Lebaran tahun lalu, Samarinda menjadi topik utama di media sosial maupun cetak karena sampah yang tak terangkut di TPS. Berdasarkan data DKP kota Samarinda juga diketahui bahwa masih ada sampah yang belum terangkut ke TPA. Memang jumlah sampah yang dihasilkan penduduk Samarinda terus meningkat setiap tahunnya. Lalu apa yang perlu kita lakukan?
Pertama, masyarakat bersama dengan LSM perlu mengampanyekan pemilahan sampah.
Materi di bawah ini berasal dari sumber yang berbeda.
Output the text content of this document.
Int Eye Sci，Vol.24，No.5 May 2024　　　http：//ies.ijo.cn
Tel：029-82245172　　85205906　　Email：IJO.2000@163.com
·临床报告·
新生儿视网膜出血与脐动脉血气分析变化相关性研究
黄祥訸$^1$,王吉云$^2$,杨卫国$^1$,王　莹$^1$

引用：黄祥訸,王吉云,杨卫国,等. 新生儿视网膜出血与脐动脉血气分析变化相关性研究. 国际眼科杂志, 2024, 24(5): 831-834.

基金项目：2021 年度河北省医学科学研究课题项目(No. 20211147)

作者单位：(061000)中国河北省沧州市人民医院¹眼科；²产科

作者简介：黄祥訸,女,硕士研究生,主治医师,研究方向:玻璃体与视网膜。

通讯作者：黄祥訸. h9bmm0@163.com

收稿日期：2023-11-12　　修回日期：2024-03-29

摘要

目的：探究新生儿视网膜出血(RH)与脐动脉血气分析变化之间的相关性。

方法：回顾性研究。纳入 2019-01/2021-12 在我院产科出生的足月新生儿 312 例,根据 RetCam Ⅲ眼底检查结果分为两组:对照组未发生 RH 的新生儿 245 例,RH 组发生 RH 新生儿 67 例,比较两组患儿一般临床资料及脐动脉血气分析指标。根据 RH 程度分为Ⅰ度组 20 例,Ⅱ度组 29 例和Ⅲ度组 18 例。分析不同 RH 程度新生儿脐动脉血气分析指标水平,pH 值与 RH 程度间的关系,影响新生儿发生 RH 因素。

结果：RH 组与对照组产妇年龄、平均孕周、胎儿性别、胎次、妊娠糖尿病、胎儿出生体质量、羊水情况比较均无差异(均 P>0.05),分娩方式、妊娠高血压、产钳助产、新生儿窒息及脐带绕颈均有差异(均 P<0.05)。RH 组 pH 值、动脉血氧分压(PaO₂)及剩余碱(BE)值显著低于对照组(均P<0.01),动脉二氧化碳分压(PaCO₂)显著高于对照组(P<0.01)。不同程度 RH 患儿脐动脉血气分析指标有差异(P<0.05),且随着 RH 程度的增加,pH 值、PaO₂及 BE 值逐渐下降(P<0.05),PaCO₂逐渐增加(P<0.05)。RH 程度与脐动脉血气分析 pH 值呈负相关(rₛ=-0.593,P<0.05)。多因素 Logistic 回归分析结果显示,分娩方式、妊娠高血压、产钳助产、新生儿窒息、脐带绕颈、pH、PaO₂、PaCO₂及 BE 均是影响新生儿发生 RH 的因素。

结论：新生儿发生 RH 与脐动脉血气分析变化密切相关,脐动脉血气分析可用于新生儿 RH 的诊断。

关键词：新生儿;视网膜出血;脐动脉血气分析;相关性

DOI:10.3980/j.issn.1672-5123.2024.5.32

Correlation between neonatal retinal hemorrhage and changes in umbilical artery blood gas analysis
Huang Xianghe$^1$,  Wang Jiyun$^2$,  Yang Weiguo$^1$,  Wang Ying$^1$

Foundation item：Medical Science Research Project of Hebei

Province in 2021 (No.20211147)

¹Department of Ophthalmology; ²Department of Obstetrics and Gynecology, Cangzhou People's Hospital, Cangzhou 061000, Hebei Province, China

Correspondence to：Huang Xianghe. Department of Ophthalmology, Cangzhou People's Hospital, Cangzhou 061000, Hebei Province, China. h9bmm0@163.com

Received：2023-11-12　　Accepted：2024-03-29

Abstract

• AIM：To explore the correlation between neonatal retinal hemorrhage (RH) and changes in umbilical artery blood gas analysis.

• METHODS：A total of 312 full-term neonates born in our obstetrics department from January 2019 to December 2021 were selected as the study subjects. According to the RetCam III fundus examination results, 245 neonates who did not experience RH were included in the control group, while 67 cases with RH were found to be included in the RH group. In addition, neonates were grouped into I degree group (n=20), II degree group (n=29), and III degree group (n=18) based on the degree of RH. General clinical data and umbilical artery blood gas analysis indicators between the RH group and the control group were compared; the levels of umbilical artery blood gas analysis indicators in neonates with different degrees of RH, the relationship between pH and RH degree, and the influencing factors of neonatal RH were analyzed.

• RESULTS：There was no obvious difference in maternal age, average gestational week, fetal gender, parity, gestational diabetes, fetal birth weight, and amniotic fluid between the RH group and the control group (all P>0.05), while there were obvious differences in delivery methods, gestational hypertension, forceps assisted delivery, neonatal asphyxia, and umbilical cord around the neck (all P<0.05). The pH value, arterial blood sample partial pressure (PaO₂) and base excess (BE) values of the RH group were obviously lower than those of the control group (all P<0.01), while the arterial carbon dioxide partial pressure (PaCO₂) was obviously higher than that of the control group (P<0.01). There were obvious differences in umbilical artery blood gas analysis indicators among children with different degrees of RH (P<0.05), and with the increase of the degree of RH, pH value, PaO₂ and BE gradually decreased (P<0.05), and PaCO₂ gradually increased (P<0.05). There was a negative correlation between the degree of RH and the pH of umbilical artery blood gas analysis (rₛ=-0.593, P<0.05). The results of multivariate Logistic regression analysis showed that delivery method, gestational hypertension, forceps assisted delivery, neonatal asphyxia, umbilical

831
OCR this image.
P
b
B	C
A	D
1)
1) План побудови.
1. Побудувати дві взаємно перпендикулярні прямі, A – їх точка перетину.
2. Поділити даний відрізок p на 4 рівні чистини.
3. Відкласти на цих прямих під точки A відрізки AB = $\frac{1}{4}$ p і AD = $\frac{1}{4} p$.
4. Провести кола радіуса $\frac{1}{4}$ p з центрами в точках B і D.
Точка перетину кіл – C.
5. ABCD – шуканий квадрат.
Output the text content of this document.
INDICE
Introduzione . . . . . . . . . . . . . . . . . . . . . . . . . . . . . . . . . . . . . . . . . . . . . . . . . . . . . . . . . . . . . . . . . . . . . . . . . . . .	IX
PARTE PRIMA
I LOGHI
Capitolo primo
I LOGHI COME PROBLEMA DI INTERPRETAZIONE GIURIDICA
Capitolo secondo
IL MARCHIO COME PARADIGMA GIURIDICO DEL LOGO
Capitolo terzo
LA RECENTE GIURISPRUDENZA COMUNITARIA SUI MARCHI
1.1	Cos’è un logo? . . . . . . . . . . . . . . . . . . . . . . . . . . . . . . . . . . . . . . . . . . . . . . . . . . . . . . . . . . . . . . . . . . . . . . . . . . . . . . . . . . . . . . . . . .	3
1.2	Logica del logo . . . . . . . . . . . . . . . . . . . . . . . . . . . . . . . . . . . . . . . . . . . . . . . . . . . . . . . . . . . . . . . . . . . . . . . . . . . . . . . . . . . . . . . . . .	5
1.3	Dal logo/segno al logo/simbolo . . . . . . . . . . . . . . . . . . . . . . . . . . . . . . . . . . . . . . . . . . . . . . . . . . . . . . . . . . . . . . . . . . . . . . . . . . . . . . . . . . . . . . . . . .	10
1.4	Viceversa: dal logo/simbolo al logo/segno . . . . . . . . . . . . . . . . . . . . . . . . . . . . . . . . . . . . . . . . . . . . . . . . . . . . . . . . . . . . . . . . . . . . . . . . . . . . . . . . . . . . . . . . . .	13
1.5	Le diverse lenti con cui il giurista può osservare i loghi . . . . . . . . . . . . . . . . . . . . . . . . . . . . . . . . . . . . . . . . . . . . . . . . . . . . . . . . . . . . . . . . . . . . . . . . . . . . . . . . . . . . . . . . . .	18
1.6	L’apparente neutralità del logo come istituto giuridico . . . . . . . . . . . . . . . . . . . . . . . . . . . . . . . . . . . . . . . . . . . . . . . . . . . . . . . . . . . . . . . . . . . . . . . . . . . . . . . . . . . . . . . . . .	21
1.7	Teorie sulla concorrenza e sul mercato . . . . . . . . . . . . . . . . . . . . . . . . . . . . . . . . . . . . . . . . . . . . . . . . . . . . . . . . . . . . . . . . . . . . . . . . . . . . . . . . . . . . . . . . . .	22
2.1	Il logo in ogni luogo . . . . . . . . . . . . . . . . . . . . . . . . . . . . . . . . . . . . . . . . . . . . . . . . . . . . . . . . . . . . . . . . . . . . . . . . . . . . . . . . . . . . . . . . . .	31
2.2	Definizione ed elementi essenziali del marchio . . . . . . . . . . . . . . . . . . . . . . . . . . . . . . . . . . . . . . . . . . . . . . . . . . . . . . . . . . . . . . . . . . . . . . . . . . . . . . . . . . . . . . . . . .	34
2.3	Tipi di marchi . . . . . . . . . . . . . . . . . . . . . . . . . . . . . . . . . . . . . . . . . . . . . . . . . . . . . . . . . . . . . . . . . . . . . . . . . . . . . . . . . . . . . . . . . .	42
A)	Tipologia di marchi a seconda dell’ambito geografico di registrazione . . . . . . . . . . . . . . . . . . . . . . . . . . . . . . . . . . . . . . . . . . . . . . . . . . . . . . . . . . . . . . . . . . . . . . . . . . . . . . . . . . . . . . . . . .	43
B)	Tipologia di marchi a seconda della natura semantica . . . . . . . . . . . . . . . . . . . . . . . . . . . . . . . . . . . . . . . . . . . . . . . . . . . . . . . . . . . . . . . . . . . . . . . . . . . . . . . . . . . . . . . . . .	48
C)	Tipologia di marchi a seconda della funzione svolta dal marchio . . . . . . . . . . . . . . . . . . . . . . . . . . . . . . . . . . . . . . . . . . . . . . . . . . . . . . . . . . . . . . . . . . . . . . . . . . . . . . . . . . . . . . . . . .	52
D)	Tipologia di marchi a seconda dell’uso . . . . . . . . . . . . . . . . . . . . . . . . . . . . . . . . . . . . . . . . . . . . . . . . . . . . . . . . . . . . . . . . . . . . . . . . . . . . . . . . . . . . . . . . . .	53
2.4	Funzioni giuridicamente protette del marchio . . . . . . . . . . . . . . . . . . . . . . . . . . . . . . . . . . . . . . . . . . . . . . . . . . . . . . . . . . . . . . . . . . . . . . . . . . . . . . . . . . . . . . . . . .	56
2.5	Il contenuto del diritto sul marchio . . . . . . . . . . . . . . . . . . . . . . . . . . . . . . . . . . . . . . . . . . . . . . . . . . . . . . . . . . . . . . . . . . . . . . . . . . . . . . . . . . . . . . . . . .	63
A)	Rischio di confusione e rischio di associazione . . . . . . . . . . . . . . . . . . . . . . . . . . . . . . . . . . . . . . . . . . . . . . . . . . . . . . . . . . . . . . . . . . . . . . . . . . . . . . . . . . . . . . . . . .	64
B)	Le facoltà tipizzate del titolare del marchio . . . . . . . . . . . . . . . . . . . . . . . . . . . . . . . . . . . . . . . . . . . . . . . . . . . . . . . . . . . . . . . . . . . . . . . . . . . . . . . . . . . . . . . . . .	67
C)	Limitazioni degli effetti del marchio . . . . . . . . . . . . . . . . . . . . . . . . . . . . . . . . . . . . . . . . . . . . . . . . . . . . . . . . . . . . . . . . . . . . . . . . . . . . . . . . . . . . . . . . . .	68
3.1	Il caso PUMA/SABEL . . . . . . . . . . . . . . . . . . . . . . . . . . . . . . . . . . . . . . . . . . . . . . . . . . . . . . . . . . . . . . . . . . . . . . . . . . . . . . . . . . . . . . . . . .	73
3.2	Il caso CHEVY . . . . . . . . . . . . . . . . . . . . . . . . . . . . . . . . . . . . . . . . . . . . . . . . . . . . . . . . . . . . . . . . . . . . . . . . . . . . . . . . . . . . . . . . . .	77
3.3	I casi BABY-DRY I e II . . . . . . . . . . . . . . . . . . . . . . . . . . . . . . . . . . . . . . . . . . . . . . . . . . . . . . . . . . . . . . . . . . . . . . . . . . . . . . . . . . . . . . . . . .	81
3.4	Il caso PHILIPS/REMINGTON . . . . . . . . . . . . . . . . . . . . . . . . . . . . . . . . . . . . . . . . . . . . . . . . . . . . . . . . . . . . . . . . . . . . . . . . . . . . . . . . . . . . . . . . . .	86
Sampah yang terpilah dengan baik akan memudahkan proses pengolahan sampah pada tahap yang selanjutnya. Sampah organik dapat diubah menjadi pupuk secara kolektif maupun individu dengan pelatihan di komunitas-komunitas masyarakat.
Kedua, pemerintah perlu menyiapkan teknologi tepat guna dan manajemen yang baik dalam pengelolaan sampah. Sampah yang telah terpilah memerlukan TPS yang terpilah. Memerlukan TPA yang mempunyai teknologi yang mampu mengelola sampah. Memerlukan jejaring untuk menjual sampah terpilah. Untuk ini pemerintah dapat berkolaborasi dengan LSM dan komunitas di dibidang bank sampah dan kewirausahaan serta komunitas ilmuwan. Dapat bekerja sama dengan pemerintah negara lain untuk investasi dan kolaborasi.
Apakah ini hanya mimpi? Pada awalnya iya. Tetapi ini adalah mimpi yang sangat mungkin untuk diwujudkan. Dengan kerja keras, visi yang jelas, kolaborasi dan kordinasi. Maka sangat mungkin untuk mewujudkan mimpi-mimpi ini. Tak ada lagi orang yang membuang sampah di jalan lewat kaca mobilnya atau melempar sampah ke sungai. Karena masyarakat sadar bahwa sampah bernilai ekonomis secara nyata. Tak ada lagi yang berpikir bahwa sampah adalah sesuatu yang tak berguna. Karena hal yang buruk dan dianggap tak ada artinya jika diperlakukan dengan metode yang tepat akan menjadi sesuatu yang berguna dan bermanfaat. Maka tak akan ada lagi yang berpikir bahwa kita bangsa kecil, karena sampah saja dapat diubah menjadi benda yang bermanfaat. Apalagi negara yang berlimpah potensi seperti Indonesia ini.